Official Film Poster

Soundhunters is a transmedia musical project created by Nicolas Blies and Stéphane Hueber-Blies (also known as the Blies brothers), Marion Guth, and François Le Gall. It was broadcast on the Franco-German channel Arte in 2015 and deployed internationally via Native Instruments and the music streaming platform SoundCloud.

The project offers the audience the opportunity to remix the world around them through a creative, collaborative process.

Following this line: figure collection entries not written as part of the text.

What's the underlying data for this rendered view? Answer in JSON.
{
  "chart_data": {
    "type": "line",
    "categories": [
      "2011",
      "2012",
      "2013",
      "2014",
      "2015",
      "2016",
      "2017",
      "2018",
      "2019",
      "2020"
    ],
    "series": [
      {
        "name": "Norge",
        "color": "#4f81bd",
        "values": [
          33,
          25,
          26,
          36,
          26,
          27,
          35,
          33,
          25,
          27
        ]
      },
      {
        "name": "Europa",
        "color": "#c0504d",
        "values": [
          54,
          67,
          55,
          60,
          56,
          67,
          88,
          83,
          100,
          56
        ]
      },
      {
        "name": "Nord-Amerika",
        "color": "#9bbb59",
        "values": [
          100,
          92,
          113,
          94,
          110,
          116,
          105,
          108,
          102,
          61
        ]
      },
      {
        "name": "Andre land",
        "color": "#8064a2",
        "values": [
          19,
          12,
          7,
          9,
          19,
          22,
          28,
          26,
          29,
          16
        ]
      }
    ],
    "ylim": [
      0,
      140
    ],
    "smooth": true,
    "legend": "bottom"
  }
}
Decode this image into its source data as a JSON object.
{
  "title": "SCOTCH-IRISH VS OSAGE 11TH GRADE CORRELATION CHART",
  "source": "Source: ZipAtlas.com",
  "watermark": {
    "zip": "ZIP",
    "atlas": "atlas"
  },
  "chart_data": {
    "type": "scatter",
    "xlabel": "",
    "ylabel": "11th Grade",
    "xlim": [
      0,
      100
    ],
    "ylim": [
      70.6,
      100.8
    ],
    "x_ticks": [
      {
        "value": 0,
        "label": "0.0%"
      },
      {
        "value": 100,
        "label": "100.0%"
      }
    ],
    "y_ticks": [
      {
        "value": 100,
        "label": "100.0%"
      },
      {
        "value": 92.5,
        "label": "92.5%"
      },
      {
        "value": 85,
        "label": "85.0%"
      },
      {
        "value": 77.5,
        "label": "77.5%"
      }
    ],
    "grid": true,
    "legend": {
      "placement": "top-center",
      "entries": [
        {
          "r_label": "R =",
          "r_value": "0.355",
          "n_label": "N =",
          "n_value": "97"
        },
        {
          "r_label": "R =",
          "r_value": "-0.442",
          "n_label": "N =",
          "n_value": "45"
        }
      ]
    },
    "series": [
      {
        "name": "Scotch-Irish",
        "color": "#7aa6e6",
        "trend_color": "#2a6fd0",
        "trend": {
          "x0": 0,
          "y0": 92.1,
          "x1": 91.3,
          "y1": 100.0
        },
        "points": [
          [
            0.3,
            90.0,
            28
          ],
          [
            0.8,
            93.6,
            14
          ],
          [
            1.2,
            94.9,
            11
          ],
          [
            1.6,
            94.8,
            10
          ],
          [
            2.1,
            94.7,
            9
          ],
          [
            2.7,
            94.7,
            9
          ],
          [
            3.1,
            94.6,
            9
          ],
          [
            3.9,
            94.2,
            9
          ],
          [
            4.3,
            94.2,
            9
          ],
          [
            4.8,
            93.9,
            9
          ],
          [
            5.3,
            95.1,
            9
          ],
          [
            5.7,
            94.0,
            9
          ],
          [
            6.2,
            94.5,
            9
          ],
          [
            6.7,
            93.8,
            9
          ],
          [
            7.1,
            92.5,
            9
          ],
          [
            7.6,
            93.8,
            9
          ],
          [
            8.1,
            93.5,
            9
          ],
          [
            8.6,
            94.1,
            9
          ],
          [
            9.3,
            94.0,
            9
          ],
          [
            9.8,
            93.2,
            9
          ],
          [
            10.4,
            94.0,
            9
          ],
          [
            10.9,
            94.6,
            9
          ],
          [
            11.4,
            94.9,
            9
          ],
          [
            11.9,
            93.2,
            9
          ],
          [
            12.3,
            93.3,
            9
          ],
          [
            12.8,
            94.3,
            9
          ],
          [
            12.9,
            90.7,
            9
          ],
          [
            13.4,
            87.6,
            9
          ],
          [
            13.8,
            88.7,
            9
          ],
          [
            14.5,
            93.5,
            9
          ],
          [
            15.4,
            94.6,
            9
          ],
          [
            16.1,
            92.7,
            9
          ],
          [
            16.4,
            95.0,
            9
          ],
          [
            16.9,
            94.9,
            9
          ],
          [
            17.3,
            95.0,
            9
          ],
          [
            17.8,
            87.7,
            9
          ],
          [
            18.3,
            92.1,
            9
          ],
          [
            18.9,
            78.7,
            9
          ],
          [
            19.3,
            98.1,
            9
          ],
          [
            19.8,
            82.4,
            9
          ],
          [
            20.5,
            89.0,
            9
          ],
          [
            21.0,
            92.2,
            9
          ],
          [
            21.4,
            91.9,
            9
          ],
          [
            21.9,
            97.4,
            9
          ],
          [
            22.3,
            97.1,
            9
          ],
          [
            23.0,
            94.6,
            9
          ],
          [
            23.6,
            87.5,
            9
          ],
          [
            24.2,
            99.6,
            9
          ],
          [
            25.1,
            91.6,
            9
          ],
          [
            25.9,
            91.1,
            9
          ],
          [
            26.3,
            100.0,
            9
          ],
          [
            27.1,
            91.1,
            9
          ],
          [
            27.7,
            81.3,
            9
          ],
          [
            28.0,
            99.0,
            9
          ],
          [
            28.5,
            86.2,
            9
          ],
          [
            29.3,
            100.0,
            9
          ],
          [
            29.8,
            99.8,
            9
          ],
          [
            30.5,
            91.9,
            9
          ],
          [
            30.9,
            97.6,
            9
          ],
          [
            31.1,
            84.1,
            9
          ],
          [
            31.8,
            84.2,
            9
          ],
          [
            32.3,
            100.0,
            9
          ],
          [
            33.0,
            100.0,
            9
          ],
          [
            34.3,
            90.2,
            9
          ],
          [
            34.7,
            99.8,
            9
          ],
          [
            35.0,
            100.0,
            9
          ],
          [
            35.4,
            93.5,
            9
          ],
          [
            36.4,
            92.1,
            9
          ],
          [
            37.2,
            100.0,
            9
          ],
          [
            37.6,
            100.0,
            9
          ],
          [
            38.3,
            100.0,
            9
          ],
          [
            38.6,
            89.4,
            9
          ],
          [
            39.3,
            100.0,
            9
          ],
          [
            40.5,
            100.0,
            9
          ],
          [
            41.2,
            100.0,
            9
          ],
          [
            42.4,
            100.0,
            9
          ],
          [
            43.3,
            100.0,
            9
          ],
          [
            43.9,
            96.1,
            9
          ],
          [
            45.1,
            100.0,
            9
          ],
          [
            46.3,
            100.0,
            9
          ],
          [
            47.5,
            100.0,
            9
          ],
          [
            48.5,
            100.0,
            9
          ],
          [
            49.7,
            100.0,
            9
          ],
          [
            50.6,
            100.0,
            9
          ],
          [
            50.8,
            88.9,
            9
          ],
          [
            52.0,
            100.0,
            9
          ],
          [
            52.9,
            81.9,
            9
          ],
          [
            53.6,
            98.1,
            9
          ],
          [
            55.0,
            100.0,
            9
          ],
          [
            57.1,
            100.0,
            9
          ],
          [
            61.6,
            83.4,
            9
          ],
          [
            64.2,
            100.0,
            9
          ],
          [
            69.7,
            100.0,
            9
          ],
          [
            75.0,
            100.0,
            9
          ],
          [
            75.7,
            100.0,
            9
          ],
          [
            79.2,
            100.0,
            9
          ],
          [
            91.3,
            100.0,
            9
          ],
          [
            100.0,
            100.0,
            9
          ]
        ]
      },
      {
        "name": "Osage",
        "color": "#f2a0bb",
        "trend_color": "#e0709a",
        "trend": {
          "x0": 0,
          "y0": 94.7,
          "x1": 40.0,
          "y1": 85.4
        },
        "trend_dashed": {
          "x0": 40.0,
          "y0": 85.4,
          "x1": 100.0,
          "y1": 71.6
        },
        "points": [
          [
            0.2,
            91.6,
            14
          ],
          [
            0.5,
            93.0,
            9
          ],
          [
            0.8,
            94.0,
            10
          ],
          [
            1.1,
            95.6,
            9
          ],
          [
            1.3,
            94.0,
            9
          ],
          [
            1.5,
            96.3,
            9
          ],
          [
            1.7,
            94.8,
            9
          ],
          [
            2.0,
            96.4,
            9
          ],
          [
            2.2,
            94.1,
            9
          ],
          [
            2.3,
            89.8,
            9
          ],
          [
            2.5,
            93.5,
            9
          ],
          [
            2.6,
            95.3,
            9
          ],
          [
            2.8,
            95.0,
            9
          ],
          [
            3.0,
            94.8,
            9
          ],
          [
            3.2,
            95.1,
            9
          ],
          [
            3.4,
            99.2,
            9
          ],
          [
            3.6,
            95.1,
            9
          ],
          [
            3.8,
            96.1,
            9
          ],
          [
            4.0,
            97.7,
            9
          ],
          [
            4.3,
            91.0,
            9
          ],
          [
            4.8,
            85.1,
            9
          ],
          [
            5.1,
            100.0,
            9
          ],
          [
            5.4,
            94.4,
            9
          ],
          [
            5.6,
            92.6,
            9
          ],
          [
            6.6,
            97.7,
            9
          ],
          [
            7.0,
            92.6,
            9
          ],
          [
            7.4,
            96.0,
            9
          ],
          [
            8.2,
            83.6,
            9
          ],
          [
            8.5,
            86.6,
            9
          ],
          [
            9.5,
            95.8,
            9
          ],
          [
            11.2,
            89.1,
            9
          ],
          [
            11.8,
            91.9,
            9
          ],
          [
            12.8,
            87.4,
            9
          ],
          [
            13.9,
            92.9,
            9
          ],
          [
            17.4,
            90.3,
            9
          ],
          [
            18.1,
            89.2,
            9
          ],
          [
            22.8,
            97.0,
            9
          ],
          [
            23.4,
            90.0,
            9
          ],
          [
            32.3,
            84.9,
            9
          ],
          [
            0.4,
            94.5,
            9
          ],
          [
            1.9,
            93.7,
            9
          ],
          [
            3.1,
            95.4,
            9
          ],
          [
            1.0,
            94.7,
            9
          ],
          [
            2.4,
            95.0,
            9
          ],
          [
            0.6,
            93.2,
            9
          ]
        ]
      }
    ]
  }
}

Soundhunters is composed of a feature-length documentary broadcast on Arte on 19 September 2015 (directed by Beryl Koltz), a web documentary featuring international artists (Daedelus, Luke Vibert, Mikael Seifu, Simonne Jones), a participatory mobile application, and a music album sponsored by Jean Michel Jarre, entitled Zoolook Revisited.

== History ==
Soundhunters was conceptualized by Nicolas Blies and Stéphane Hueber-Blies, François Le Gall, and Marion Guth of the Luxembourg production company a_BAHN. Openly inspired by the album Zoolook (1984) to which he pays tribute, Soundhunters was created to transform the world into an infinite musical instrument. The documentary approach offers the general public the opportunity to discover and explore the sampling technique: a sound technique that was at the heart of the Zoolook album's approach. Jean Michel Jarre explains: "The title "Zoolook" is what? It means observing the zoo of which we are each apart. That's the idea. So to take up this idea, to continue to develop it, is for me exactly what a creative work must generate, to make others want to continue. Once you have finished what you have done, it no longer belongs to you".

== The transmedia ==
Soundhunters was released in 2015 and consists of several media:

- A 52' feature-length documentary directed by Beryl Koltz (with the participation of Chassol, Matthew Herbert, Blixa Bargeld, Jean Michel Jarre, Matmos, Kiz, Joseph Bertolozzi). Broadcast on Arte on 19 September 2015. The film was then broadcast in several countries including Denmark, Holland, and NHK in Japan
- A web documentary featuring the creative sampling process involving 4 international artists (Simonne Jones, Mikael Seifu, Daedelus and Luke Vibert)
- A participatory tribute music album whose tracks were chosen by Jean Michel Jarre, entitled Zoolook Revisited
- Web and mobile applications (iOS and Android) for collaborative creation

== Awards ==
Soundhunters wins the FIPA d'Or for the best digital work in Biarritz in 2015. The transmedia project won also the Golden Panda "Grand Prix" and "The Most Innovative Experience" Golden Panda at the Sichuan Film Festival in 2015.

Soundhunters also won the Courrier International Prize for the best web documentary in 2016.

Soundhunters was also presented at the conference at SXSW and the NYFF Convergence (New York Film Festival) in 2016.